Review: Slipknot rocked Cedar Rapids
Early May has offered a wealth of options for Iowa hard rock and metal fans. Dark Mirror played a CD release show Saturday and Clutch and Mastodon perform Tuesday at Seven Flags, where Lazerfest took place Friday and Sunday. But Iowa's favorite musical sons, Slipknot, were also in the state Sunday, causing some conflicts for fans. The masked band played to a sold out crowd at the U.S. Cellular Center in Cedar Rapids.
The show was big on spectacle, with risers in place for the drum sets of Shawn Crahan and Chris Fehn, as well as the DJ gear for Sid Wilson and Craig Jones. There were fireballs and flame-lined ramps. A giant demon/goat head and more. At any given moment there were nine masked men running around the stage. It was a visual and sonic feast, and the crowd ate it all up.
Slipknot took the stage to a recording of "XIX" off its latest album, ".5 The Gray Chapter," playing over the speakers, kicking off the live performance with "Sarcastrophe" off the same album. That was followed in quick succession by "The Heretic Anthem" off 2001's "Iowa" and "Psychosocial" from 2008's "All Hope is Gone."
Singer Corey Taylor also let F-bombs fly with abandon.
"We're happy to be home, are you happy to see Slipknot?" Taylor asked the crowd after finishing "The Devil in I" early in the set. "We're going to make up for lost time. It feels so good to come home and see our (expletive) family and friends). It makes a (expletive) proud."
Taylor worked the crowd like a conducting, amping it up with each song, while Wilson leaped around the stage, as well as off many elevated points.

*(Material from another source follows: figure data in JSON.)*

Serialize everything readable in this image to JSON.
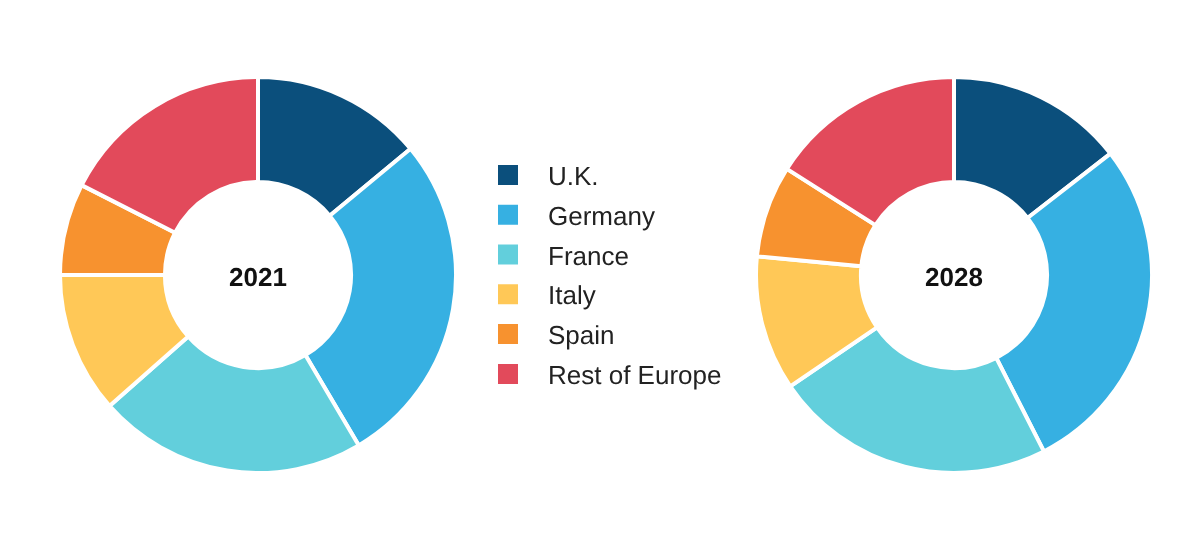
{
  "chart_data": {
    "type": "donut",
    "categories": [
      "U.K.",
      "Germany",
      "France",
      "Italy",
      "Spain",
      "Rest of Europe"
    ],
    "colors": [
      "#0b4f7c",
      "#36b0e2",
      "#62cfdc",
      "#ffc857",
      "#f7922f",
      "#e24a5b"
    ],
    "legend": "center",
    "series": [
      {
        "name": "2021",
        "values": [
          14,
          27.5,
          22,
          11.5,
          7.5,
          17.5
        ]
      },
      {
        "name": "2028",
        "values": [
          14.5,
          28,
          23,
          11,
          7.5,
          16
        ]
      }
    ]
  }
}
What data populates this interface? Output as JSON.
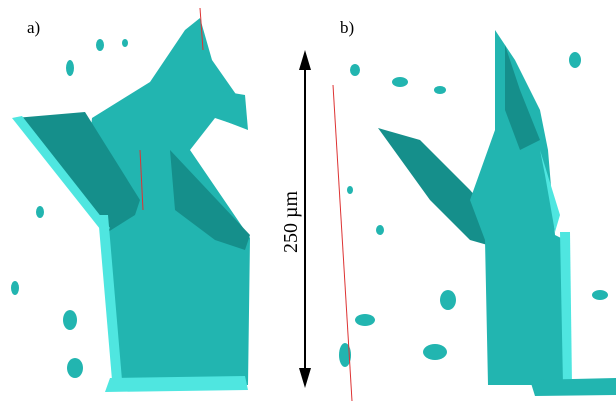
{
  "panels": [
    {
      "label": "a)"
    },
    {
      "label": "b)"
    }
  ],
  "scale_bar": {
    "label": "250 µm"
  }
}
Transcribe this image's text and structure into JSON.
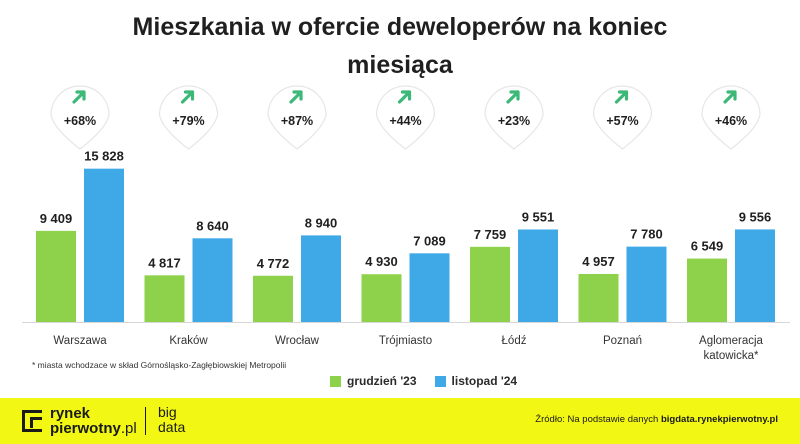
{
  "chart_data": {
    "type": "bar",
    "title": "Mieszkania w ofercie deweloperów na koniec miesiąca",
    "categories": [
      "Warszawa",
      "Kraków",
      "Wrocław",
      "Trójmiasto",
      "Łódź",
      "Poznań",
      "Aglomeracja katowicka*"
    ],
    "series": [
      {
        "name": "grudzień '23",
        "color": "#8dd24a",
        "values": [
          9409,
          4817,
          4772,
          4930,
          7759,
          4957,
          6549
        ],
        "labels": [
          "9 409",
          "4 817",
          "4 772",
          "4 930",
          "7 759",
          "4 957",
          "6 549"
        ]
      },
      {
        "name": "listopad '24",
        "color": "#3fa9e8",
        "values": [
          15828,
          8640,
          8940,
          7089,
          9551,
          7780,
          9556
        ],
        "labels": [
          "15 828",
          "8 640",
          "8 940",
          "7 089",
          "9 551",
          "7 780",
          "9 556"
        ]
      }
    ],
    "changes": [
      "+68%",
      "+79%",
      "+87%",
      "+44%",
      "+23%",
      "+57%",
      "+46%"
    ],
    "change_icon": "arrow-up-right-icon",
    "change_color": "#3cb878",
    "ylim": [
      0,
      16000
    ],
    "grid": false,
    "legend_position": "bottom"
  },
  "footnote": "* miasta wchodzace w skład Górnośląsko-Zagłębiowskiej Metropolii",
  "footer": {
    "logo_line1": "rynek",
    "logo_line2": "pierwotny",
    "logo_suffix": ".pl",
    "logo_right_line1": "big",
    "logo_right_line2": "data",
    "source_prefix": "Źródło: Na podstawie danych ",
    "source_link": "bigdata.rynekpierwotny.pl",
    "background": "#f2f814"
  }
}
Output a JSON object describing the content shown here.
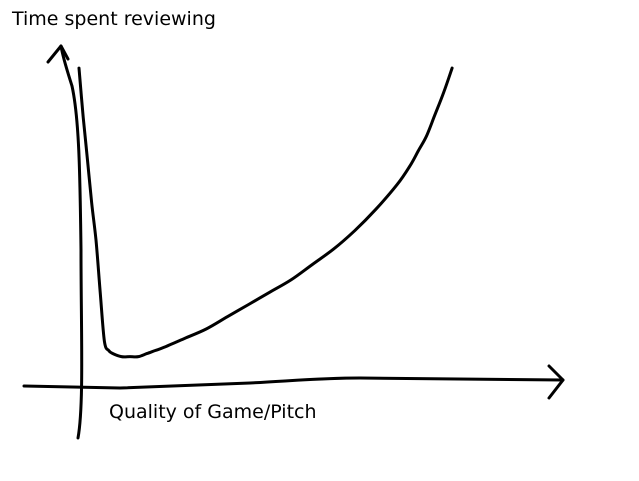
{
  "chart_data": {
    "type": "line",
    "title": "",
    "xlabel": "Quality of Game/Pitch",
    "ylabel": "Time spent reviewing",
    "grid": false,
    "legend": "none",
    "tick_labels": {
      "x": [],
      "y": []
    },
    "hand_drawn": true,
    "line_color": "#000000",
    "xlim": [
      0,
      100
    ],
    "ylim": [
      0,
      100
    ],
    "series": [
      {
        "x": [
          0,
          1,
          2,
          3,
          4,
          5,
          6,
          7,
          8,
          10,
          12,
          14,
          16,
          18,
          20,
          25,
          30,
          35,
          40,
          45,
          50,
          55,
          60,
          65,
          70,
          75,
          78,
          80,
          82,
          84,
          86,
          88
        ],
        "y": [
          99,
          83,
          69,
          55,
          43,
          26,
          10,
          7,
          6,
          5,
          5,
          5,
          6,
          7,
          8,
          11,
          14,
          18,
          22,
          26,
          30,
          35,
          40,
          46,
          53,
          61,
          67,
          72,
          77,
          84,
          91,
          99
        ]
      }
    ]
  }
}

"When I tell you to sing, you (expletive) sing. When I tell you to jump, you (expletive) jump," Taylor commanded the crowd. "When I tell you to lose your minds, you lose your (expletive) minds."
Slipknot didn't mention deceased bassist Paul Gray during the set, though Hatebreed vocalist Jamey Jasta dedicated the song "Live For This" to him. He also wished a "Happy Mother's Day to all the cool moms here tonight." The departure of founding drummer Joey Jordison and Mick Thomson's recent family troubles were also not alluded to.
Hatebreed did a great job of working the crowd up for the main act. The floor of the U.S. Cellular Center was absolutely packed for the show, with mosh pits regularly breaking out and crowd surfers taking advantage of the tightly packed crowd.
It's tough to single out high points in the show. Spinal Tap started a long-standing metal cliché about taking things up to 11. Slipknot started at 11 and only went up from there. Sure, there were big reactions to songs like "Duality" and the various madcap antics of the band, but there really wasn't a down moment. The room was on fire with energy, as well as the heat of the actual fireballs from the stage.
"My brothers and I this stage are so (expletive) proud to say we were born and made in Iowa," Taylor told the crowd after returning to the stage for an encore consisting of "(sic)," "People = (expletive)" and "Surfacing" off the band's first two albums. The crowd and band exchanged middle fingers in a sign of respect, not anger, before going their separate ways. Slipknot could have played for another hour and the crowd would have (expletive) loved it.